Together with Christopher Meier from the Sports and Education group here in Bielefeld, I’ve been working on the use of analogies in children. In his PhD project, he focused on the question how analogies influence motor learning, especially in skilled athletes (see here).
Looking at both their performance and their representation structures in motor memory, we recently published a study on the impact of analogy and explicit verbal instructions in junior tennis players (see here).

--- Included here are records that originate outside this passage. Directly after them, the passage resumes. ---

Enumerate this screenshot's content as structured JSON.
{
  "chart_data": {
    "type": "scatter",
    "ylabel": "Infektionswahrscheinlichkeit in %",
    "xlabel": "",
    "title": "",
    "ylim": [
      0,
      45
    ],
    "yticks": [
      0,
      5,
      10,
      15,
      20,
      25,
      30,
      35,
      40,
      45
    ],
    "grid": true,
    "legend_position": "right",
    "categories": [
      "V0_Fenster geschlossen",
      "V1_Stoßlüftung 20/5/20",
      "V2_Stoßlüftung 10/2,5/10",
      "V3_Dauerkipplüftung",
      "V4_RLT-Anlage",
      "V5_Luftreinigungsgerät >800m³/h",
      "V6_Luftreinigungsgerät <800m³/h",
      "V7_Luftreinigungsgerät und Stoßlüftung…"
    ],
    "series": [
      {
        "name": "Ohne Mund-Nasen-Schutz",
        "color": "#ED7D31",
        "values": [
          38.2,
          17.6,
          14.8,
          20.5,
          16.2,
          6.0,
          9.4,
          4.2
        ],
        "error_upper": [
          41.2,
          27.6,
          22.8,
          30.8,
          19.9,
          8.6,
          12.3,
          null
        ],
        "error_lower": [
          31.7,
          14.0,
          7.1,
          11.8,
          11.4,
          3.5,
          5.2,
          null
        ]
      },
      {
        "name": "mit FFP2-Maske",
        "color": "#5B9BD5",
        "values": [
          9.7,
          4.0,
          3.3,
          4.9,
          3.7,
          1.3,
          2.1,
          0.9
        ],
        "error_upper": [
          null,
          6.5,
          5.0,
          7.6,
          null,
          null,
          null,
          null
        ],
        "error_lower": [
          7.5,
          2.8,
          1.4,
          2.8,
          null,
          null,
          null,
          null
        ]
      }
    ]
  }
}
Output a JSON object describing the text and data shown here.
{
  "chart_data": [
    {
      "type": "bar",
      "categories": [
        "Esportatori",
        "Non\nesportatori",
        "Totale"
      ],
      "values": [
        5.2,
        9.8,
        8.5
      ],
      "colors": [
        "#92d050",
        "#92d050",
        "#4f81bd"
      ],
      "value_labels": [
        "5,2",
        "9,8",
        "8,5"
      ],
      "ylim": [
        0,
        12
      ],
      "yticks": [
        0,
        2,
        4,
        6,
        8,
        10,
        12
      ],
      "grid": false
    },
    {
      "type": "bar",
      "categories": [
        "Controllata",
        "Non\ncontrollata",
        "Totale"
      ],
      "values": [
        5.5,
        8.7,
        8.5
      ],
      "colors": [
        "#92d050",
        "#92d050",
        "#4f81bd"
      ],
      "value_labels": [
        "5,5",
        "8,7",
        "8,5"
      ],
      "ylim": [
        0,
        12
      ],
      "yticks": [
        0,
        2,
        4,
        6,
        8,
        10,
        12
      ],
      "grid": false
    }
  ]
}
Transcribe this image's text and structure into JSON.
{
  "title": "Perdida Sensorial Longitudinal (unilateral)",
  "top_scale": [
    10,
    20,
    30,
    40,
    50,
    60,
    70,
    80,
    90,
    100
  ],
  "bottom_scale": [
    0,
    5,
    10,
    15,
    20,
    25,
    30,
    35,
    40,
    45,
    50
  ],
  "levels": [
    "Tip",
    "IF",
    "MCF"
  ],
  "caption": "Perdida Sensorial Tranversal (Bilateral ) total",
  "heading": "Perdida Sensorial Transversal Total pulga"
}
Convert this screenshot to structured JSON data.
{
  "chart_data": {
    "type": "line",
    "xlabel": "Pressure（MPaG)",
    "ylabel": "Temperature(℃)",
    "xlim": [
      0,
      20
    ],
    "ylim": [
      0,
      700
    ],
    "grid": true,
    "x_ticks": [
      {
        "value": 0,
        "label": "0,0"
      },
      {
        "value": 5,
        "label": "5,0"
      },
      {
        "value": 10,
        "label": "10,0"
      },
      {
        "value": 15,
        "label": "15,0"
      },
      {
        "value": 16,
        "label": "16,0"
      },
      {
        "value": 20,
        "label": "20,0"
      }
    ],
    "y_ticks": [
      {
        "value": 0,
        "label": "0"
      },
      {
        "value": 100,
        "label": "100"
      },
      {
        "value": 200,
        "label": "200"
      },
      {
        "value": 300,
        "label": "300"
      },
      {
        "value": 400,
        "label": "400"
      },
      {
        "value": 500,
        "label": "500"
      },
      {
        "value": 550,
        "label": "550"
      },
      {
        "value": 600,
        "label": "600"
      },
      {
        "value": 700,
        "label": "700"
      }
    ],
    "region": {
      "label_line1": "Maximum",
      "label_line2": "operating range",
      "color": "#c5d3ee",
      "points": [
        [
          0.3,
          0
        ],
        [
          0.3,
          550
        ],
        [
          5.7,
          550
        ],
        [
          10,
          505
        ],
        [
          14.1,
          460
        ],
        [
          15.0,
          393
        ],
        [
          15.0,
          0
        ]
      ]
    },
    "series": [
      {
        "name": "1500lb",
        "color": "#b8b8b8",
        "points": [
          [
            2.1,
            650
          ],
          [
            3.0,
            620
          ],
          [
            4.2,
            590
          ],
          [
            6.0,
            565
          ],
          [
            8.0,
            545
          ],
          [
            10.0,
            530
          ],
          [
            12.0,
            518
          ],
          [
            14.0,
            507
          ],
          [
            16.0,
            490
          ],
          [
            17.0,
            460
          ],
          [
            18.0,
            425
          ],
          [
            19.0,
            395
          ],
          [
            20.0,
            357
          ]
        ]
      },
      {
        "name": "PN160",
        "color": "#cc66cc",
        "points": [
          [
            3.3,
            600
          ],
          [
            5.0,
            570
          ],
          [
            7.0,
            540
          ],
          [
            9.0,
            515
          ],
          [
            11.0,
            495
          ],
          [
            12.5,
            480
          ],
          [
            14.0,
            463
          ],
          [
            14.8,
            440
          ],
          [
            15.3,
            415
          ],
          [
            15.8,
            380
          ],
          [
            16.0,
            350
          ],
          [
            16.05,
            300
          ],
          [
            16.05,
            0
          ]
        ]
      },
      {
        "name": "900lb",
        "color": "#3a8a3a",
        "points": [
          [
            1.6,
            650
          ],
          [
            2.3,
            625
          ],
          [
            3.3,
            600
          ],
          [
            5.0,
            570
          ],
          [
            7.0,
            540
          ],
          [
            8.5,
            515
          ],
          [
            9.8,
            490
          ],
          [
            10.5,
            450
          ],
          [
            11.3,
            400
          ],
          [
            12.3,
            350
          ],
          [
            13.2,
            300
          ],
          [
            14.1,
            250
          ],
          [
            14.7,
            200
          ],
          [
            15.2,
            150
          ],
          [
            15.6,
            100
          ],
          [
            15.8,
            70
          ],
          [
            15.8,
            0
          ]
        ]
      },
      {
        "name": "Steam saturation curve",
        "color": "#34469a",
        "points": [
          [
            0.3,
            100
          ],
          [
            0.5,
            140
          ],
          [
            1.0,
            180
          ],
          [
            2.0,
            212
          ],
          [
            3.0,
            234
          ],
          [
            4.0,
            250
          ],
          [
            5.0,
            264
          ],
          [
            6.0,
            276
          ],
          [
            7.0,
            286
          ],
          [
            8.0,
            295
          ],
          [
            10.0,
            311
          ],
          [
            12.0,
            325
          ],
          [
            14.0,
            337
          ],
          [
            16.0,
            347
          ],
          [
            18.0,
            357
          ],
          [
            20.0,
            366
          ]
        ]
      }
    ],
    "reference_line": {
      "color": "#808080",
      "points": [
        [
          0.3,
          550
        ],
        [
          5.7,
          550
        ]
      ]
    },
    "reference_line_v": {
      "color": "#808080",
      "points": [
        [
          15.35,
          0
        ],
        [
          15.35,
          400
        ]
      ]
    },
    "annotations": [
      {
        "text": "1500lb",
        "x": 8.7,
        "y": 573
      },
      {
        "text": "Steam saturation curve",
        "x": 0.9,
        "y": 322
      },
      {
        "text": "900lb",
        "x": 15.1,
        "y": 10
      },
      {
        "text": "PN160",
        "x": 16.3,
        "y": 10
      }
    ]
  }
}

To better understand the benefits of using analogy and explicit instructions, the underlying cognitive mechanism remains to be explored. The concept of chunking provides a promising approach to the cognitive mechanism of instructions and can be approximated by analyzing athletes’ mental representations. The purpose of this study was to investigate the influence of analogy and explicit instructions on performance and the cognitive representations of the tennis serve in intermediate participants over the
course of a 5-week training period. Junior tennis players (N = 44; M = 11.5 years) were tested on their tennis serve and, based on their initial performance and their individual error patterns, assigned to one of three groups: an analogy group (N = 15), an explicit group (N = 15), or a control group (N = 14). Their performance and their mental representation structures were assessed prior to and after the 5-week training period and again after a retention period of 14 days. Independent of group, findings demonstrated higher velocity from pretest to posttest. Participants in both the analogy and the explicit group showed enhanced accuracy over time and more functional mental representation structures. Thus, both analogy instruction and explicit instruction helped to structure mental representations in their long-term memory.